Springwood Presbyterian Hall, October 3
It happens in all art forms, from the ostensibly dubiously-cast actor who ends up stealing the show to the feted children’s author who suddenly turns to soft-core erotica. Improbability especially thrives in music, where massed kazoos can play Led Zeppelin songs or Prrim’s instrumentation can consist of bass trombone, koto and percussion.
As bizarre as it looks, in the flesh it sounded entirely natural; almost inevitable. That is partly thanks to Adrian Sherriff, Satsuki Odamura and Tunji Beier being at the top of their respective games, partly to Sherriff and Beier’s multi-instrumentalism and partly to the grasp of South Indian (Carnatic) music.
Carnatic music’s rhythmic language underpins many of Sherriff’s compositions, even if the textures – reaching form the Caspian Sea to the Sea of Japan – are often exotic in an entirely incongruous way.

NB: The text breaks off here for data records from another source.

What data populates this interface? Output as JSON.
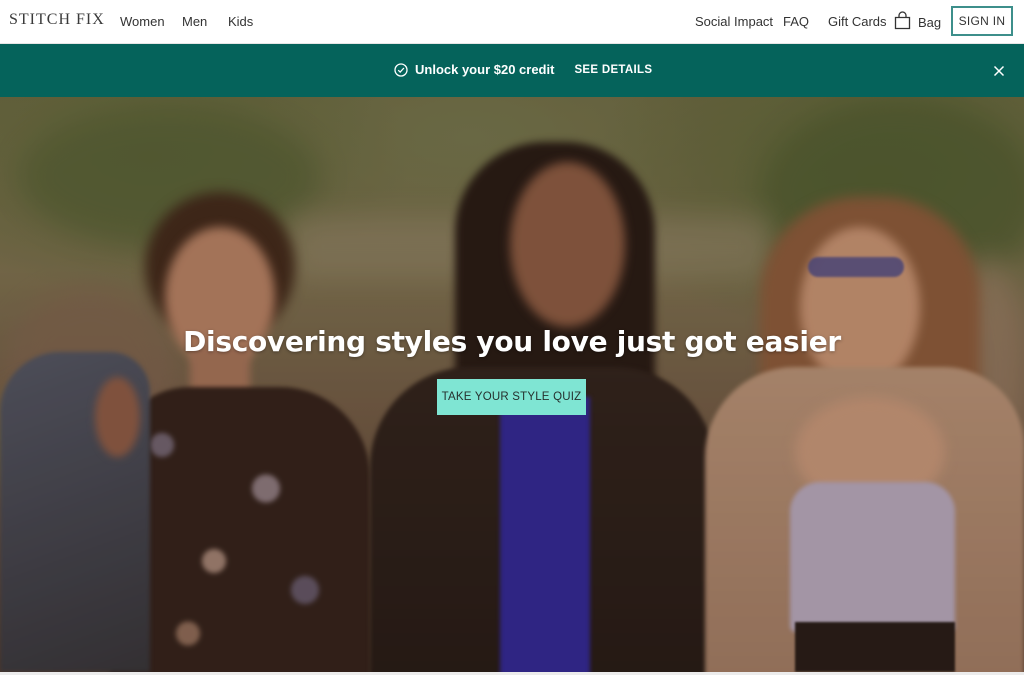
{
  "nav": {
    "logo": "STITCH FIX",
    "left_links": [
      {
        "label": "Women"
      },
      {
        "label": "Men"
      },
      {
        "label": "Kids"
      }
    ],
    "right_links": [
      {
        "label": "Social Impact"
      },
      {
        "label": "FAQ"
      },
      {
        "label": "Gift Cards"
      }
    ],
    "bag": {
      "label": "Bag",
      "icon": "shopping-bag-icon"
    },
    "sign_in_label": "SIGN IN"
  },
  "promo": {
    "icon": "check-circle-icon",
    "text": "Unlock your $20 credit",
    "link_label": "SEE DETAILS",
    "close_icon": "close-icon",
    "background": "#05635b"
  },
  "hero": {
    "title": "Discovering styles you love just got easier",
    "cta_label": "TAKE YOUR STYLE QUIZ",
    "cta_color": "#7fe5d3",
    "image_description": "Three women walking outdoors in a park"
  },
  "colors": {
    "accent": "#3d8f8b",
    "banner": "#05635b",
    "cta": "#7fe5d3"
  }
}
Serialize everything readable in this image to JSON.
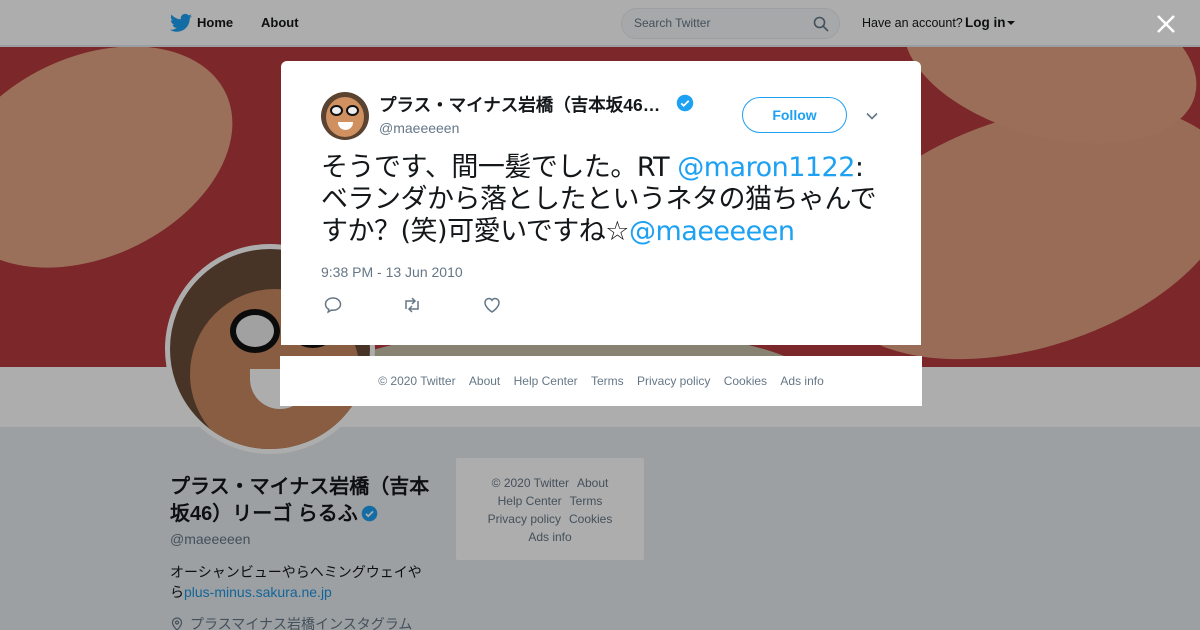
{
  "topnav": {
    "home_label": "Home",
    "about_label": "About",
    "search_placeholder": "Search Twitter",
    "have_account": "Have an account?",
    "login_label": "Log in"
  },
  "profile": {
    "name": "プラス・マイナス岩橋（吉本坂46）リーゴ らるふ",
    "handle": "@maeeeeen",
    "bio_text": "オーシャンビューやらヘミングウェイやら",
    "bio_link": "plus-minus.sakura.ne.jp",
    "location": "プラスマイナス岩橋インスタグラム"
  },
  "side_footer": {
    "items": [
      "© 2020 Twitter",
      "About",
      "Help Center",
      "Terms",
      "Privacy policy",
      "Cookies",
      "Ads info"
    ]
  },
  "tweet": {
    "display_name": "プラス・マイナス岩橋（吉本坂46…",
    "handle": "@maeeeeen",
    "follow_label": "Follow",
    "text_1": "そうです、間一髪でした。RT ",
    "mention_1": "@maron1122",
    "text_2": ": ベランダから落としたというネタの猫ちゃんですか？(笑)可愛いですね☆",
    "mention_2": "@maeeeeen",
    "timestamp": "9:38 PM - 13 Jun 2010"
  },
  "modal_footer": {
    "items": [
      "© 2020 Twitter",
      "About",
      "Help Center",
      "Terms",
      "Privacy policy",
      "Cookies",
      "Ads info"
    ]
  },
  "colors": {
    "accent": "#1da1f2",
    "banner": "#b73a3d"
  },
  "icons": [
    "twitter-bird-icon",
    "search-icon",
    "close-icon",
    "verified-icon",
    "chevron-down-icon",
    "reply-icon",
    "retweet-icon",
    "like-icon",
    "location-icon"
  ]
}
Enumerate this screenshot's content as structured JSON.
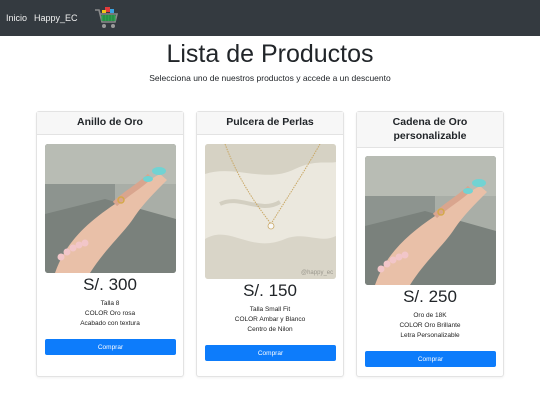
{
  "nav": {
    "links": [
      "Inicio",
      "Happy_EC"
    ],
    "cart_icon": "shopping-cart-icon"
  },
  "header": {
    "title": "Lista de Productos",
    "subtitle": "Selecciona uno de nuestros productos y accede a un descuento"
  },
  "products": [
    {
      "name": "Anillo de Oro",
      "price": "S/. 300",
      "details": [
        "Talla 8",
        "COLOR Oro rosa",
        "Acabado con textura"
      ],
      "button": "Comprar",
      "image": "hand-with-ring-photo"
    },
    {
      "name": "Pulcera de Perlas",
      "price": "S/. 150",
      "details": [
        "Talla Small Fit",
        "COLOR Ambar y Blanco",
        "Centro de Nilon"
      ],
      "button": "Comprar",
      "image": "necklace-on-fabric-photo",
      "watermark": "@happy_ec"
    },
    {
      "name": "Cadena de Oro personalizable",
      "price": "S/. 250",
      "details": [
        "Oro de 18K",
        "COLOR Oro Brillante",
        "Letra Personalizable"
      ],
      "button": "Comprar",
      "image": "hand-with-ring-photo"
    }
  ],
  "colors": {
    "navbar": "#343a40",
    "button": "#0d7cfb",
    "card_header": "#f7f7f7"
  }
}
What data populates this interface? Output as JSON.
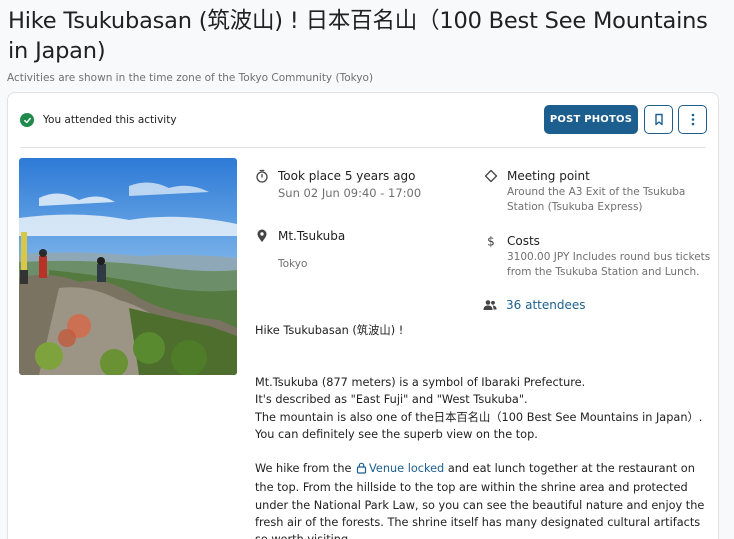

Among the highlights Autumn Rain opened with a solo koto improvisation that was so stark it was almost confronting, like an inner voice murmuring existential angst in one’s ear. Eventually it was joined by its Japanese bedfellow, the shakuhachi, although rather than opting for an ethereal sound Sherriff brought a more breathy, human and expressive one to bear, with Beier playing the zarb, a goblet-shaped drum of Persian extraction.
If this drum felt mismatched on Autumn Rain it came into its own on Wuru Wuru, which began with a solo trombone improvisation that showed Sherriff’s singular ability to milk the instrument’s seldom-heard demure side, before he explored its extreme lower register. Thereafter the bass koto and zarb joined over a very slow pulse, with Odamura making her instrument growl one moment and then arch up dramatically against Beier’s sparse groove and the trombone’s drones. Beier created a zarb solo of great subtlety and deftness, the rhythmic and dynamic ingenuity matched by the melodic content, and this, in turn, sparked an enthralling zarb/trombone duet.
Elsewhere Sherriff extended the group’s textures with two Sumatran wind instruments, the minute sarunai and the sweeter bansi, complemented by Beier’s Indian percussion.